On Tue, Jan 7, 2025 at 10:07 AM Stefan Monnier <monn...@iro.umontreal.ca> wrote:
>
> > 8 TB is not that big. I have a external 18 TB drive. It is 18 TB in name
> > only though! After fromating it with ext4 it only had 15TB of usuable
> > space.
>
> 18TB "on paper" is usually 18 * 1000^4 bytes, so if you convert this
> into "computer units" is ~16.37 * 1024^4 bytes.  If you then make an
> ext4 filesystem on it with the customary 5% reserved for root, that gets
> you down to 15.5TB, to which you also have to remove the space used by
> inodes, so yes, probably about 15TB and of course, once you start
> putting actual files ion the drive, additional space will be used by
> directories and metadata.

Also see "Gigabytes vs. gibibytes class action suit nears end",
<https://www.cnet.com/culture/gigabytes-vs-gibibytes-class-action-suit-nears-end/>.
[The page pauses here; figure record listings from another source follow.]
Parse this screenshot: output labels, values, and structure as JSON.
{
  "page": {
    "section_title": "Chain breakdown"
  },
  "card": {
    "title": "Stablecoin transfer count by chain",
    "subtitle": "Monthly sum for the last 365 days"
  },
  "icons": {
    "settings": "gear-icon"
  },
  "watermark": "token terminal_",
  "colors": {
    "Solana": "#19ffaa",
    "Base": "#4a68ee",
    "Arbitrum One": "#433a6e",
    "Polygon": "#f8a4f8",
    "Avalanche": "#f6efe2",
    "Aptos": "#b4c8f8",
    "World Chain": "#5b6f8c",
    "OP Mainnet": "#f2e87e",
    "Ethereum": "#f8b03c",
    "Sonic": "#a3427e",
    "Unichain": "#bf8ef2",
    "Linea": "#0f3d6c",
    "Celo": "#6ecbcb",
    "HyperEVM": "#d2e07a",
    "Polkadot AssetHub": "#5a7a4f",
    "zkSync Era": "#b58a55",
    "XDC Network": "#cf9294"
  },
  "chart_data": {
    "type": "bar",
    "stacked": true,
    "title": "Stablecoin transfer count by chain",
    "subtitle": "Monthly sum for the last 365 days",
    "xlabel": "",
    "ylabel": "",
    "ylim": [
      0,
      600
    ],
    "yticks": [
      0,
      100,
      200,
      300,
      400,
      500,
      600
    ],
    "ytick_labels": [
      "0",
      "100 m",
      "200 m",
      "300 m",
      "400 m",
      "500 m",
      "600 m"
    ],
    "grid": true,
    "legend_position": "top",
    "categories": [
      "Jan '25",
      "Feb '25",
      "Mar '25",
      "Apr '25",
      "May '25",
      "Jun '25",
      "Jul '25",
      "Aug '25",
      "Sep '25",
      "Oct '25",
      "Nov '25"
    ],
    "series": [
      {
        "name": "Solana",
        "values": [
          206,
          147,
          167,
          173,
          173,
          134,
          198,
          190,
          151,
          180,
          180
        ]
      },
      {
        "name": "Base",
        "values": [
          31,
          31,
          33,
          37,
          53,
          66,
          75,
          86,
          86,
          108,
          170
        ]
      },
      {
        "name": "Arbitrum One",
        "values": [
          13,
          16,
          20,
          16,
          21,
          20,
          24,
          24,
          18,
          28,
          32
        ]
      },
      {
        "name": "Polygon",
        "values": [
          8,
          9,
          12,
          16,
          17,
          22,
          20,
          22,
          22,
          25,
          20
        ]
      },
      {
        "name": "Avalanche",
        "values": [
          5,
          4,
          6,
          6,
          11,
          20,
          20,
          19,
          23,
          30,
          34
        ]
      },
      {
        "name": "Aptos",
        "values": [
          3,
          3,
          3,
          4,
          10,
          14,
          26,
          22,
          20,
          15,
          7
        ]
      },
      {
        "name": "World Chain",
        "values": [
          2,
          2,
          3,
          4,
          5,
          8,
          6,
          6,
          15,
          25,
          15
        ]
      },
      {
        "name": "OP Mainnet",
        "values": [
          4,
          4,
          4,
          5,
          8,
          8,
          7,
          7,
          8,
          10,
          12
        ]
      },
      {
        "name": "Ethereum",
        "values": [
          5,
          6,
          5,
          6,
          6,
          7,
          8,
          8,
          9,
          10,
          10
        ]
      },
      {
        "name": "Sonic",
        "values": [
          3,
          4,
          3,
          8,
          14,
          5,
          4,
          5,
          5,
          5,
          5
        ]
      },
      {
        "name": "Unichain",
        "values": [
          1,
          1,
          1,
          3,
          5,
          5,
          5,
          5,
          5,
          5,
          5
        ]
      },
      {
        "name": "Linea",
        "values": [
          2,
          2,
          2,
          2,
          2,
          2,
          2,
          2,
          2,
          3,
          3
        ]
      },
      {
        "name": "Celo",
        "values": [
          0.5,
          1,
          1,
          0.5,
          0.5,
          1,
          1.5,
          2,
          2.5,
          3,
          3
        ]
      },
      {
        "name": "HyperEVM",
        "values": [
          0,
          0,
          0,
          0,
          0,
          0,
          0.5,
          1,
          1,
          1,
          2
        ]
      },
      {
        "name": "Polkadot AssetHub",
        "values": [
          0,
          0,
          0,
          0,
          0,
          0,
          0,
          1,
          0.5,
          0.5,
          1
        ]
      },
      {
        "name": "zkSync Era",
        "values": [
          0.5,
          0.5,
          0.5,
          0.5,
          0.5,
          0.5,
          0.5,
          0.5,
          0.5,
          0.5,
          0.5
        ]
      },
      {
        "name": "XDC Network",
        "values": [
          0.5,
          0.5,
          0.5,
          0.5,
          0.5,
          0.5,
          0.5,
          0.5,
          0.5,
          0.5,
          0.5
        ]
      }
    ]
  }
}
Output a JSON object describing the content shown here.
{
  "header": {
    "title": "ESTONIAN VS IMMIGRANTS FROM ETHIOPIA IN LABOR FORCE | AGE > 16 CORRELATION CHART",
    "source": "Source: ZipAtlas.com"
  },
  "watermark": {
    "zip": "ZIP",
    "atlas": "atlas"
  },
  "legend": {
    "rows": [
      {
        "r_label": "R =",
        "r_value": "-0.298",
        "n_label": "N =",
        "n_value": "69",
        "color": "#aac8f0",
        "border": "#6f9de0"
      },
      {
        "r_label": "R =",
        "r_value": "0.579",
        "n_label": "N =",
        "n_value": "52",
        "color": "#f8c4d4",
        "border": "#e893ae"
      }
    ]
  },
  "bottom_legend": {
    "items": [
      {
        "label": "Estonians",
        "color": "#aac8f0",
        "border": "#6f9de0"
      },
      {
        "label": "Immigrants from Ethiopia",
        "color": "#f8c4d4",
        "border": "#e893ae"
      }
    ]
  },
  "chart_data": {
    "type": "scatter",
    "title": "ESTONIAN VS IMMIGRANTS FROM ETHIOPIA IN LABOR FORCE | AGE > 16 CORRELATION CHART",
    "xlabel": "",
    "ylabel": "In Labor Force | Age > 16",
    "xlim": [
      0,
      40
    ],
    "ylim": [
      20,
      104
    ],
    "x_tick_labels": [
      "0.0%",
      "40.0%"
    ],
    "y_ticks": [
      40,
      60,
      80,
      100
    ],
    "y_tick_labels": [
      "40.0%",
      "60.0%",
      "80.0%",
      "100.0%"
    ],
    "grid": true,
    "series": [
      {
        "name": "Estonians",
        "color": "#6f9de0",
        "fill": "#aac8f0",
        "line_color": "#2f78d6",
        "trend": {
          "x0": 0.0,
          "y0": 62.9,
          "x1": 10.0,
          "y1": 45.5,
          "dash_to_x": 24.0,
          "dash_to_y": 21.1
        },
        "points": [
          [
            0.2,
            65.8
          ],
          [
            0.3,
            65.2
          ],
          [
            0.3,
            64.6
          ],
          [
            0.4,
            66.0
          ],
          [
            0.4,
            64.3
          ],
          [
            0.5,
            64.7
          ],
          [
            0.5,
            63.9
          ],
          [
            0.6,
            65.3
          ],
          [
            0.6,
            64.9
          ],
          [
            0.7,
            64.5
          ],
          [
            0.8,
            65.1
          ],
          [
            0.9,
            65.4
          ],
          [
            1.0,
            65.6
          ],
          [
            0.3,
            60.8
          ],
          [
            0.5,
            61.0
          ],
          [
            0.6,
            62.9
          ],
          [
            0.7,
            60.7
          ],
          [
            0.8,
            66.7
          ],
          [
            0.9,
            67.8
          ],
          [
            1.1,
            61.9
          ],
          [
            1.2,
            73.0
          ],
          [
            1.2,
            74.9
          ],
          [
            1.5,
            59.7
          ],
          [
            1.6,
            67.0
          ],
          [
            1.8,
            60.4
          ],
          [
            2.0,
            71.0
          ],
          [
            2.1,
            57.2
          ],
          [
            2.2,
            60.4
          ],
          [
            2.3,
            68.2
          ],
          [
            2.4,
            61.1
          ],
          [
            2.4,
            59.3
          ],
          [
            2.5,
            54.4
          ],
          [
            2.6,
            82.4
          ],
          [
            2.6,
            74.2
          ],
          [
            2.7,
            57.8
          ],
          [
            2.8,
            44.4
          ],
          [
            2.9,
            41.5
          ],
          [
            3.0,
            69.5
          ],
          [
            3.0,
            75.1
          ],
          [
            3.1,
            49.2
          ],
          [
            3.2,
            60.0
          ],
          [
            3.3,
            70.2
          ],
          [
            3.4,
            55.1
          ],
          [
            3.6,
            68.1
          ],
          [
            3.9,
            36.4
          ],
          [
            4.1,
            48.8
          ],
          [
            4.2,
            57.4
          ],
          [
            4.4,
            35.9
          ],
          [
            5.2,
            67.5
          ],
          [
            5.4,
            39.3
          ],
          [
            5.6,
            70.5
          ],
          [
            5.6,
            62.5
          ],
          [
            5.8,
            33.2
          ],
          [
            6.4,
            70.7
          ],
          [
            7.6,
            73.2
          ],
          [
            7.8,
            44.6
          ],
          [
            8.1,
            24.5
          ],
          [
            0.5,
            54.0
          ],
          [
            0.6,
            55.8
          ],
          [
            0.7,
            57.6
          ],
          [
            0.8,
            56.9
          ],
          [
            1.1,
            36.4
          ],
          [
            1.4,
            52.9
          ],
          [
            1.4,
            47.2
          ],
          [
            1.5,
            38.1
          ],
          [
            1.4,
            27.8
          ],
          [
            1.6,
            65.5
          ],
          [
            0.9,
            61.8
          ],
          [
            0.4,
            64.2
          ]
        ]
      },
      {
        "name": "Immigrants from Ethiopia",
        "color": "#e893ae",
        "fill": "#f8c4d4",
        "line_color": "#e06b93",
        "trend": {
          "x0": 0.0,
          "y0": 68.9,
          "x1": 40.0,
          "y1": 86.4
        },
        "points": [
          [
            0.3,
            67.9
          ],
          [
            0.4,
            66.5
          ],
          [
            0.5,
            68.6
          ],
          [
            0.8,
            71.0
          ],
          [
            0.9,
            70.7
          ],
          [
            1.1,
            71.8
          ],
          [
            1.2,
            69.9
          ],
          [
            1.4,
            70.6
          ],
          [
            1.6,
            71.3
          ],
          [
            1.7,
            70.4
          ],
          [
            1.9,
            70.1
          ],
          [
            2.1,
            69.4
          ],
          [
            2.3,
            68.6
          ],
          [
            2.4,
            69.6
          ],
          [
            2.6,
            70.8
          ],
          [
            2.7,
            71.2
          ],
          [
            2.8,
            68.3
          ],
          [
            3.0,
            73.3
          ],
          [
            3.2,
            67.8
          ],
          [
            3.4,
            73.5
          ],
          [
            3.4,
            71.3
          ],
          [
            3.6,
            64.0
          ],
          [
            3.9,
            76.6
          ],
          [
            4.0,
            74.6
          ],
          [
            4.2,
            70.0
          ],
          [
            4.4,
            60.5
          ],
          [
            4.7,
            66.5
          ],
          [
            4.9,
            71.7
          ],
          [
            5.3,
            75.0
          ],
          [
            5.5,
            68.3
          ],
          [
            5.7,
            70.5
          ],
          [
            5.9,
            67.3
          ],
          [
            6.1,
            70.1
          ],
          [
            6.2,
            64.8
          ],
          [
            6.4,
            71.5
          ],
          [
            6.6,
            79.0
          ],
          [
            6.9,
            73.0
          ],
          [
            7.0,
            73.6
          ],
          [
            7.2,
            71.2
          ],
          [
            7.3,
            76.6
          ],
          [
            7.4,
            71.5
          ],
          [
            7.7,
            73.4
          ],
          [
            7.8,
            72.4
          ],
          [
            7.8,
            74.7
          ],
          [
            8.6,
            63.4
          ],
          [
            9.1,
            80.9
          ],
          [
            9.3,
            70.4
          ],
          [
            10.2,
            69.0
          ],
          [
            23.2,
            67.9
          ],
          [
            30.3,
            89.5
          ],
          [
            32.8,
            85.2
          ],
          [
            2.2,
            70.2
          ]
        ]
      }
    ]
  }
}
The subtitle is, "Suit alleges companies misrepresent capacity of
flash memory devices by using decimal definitions, thus overstating
memory card sizes by 4 percent to 5 percent."

The courts ruled a KB is 1000 bytes, not 1024 bytes, so the marketing
departments won over the computer scientists. At least in California.